Emekten bulun, emekçiden bulun ama bunu yapın kardeşim yapın.
Neyi paylaşamıyoruz ki?
Hem demokrasi ve insan hakları diyoruz, hem emekten yana bir bakışımız var diyoruz, ama emekçilerle ne meydanlarda, ne siyasi alanlarda böyle bir yapıyla buluşmayı değil, ancak ağızlarda ve iki dudak arasında bulundurmayı yeğliyoruz!
Var mı ötesi?
Yok.
Oysa Devlet, üst akıl denilen yani, “Meritokrasi” olgularıyla ve kadrolarıyla yönetilir!
Bu konuda sizden bir talep var mı?
Yok!
Olamaz ki.
Çünkü her kes yerini ve ölçüsünü bilir.
Çünkü orası da, siyasi parti genel başkanlarının devlet yönetme konusunda örgütleyip tercih hakkını kullandığı yerdir.
Yani devlet yönetecek, bilgi, birikim, kısacası liyakat sahibi kişiler, kadrolar falan!
Ama burada, karakteristik yapılar da tabii ki ön planda tutulmalıdır!
Karakteri bozuk olan insanın, titri, fikri, zikri ve kariyeri ne olursa olsun o alanlarda ne işi olabilir ki?
Bu konuda da, her kesin deneyimi oldukça da fazladır, fazla söze gerek yok!
***
Meclis ise halkın temsil edildiği, onların haklarının savunulduğu ve bu konuda da yasaların çıkarıldığı yerdir!
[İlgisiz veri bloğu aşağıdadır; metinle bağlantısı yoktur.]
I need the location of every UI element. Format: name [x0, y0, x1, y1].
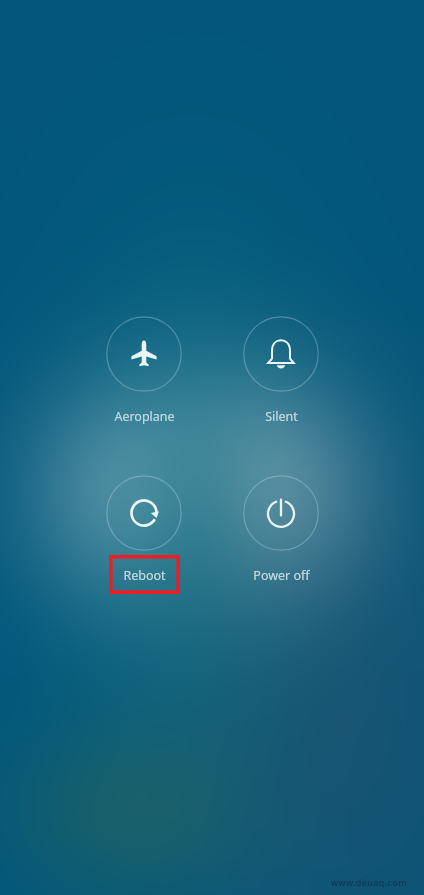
staticText: Power off — [253, 567, 310, 584]
staticText: Silent — [265, 408, 298, 425]
button[interactable]: Reboot — [84, 475, 204, 585]
button[interactable]: Power off — [221, 475, 341, 585]
staticText: www.deuaq.com — [331, 876, 407, 888]
staticText: Reboot — [123, 567, 166, 584]
button[interactable]: Silent mode — [221, 316, 341, 426]
button[interactable]: Aeroplane mode — [84, 316, 204, 426]
staticText: Aeroplane — [114, 408, 175, 425]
Siz burada halktan koparsanız, ondan uzaklaşırsanız, sitti sene de asla bu siyasi erk’e ulaşamazsınız.
Bundan ötesi, bu tür bakan ve düşünen tiplerin, hangi parti mensubu olursa olsun, hangi kariyere sahip, kim olursa olsun, kendi çıkarından başka hiç kimseye hayır solumadıkları gibi, devlete/millete/Cumhuriyet Rejimine de asla faydaları olamaz!
Yazıklar!
Bu yaşta o kadar doluyum ki, en iyisi bu yazımı burada noktalamak, aklın uyumlu yönünü harekete sokmak en doğru bakış olacaktır.
Sayın İnce’ye de üzülmemesi konusunda metanet dilerim.
Çünkü İnce’ler hiçbir zaman bitmez!
O nedenle, her kesin başında pınar, ayağında da göl olsun!
Sağlık ve iyilik diler, saygılarımı sunarım.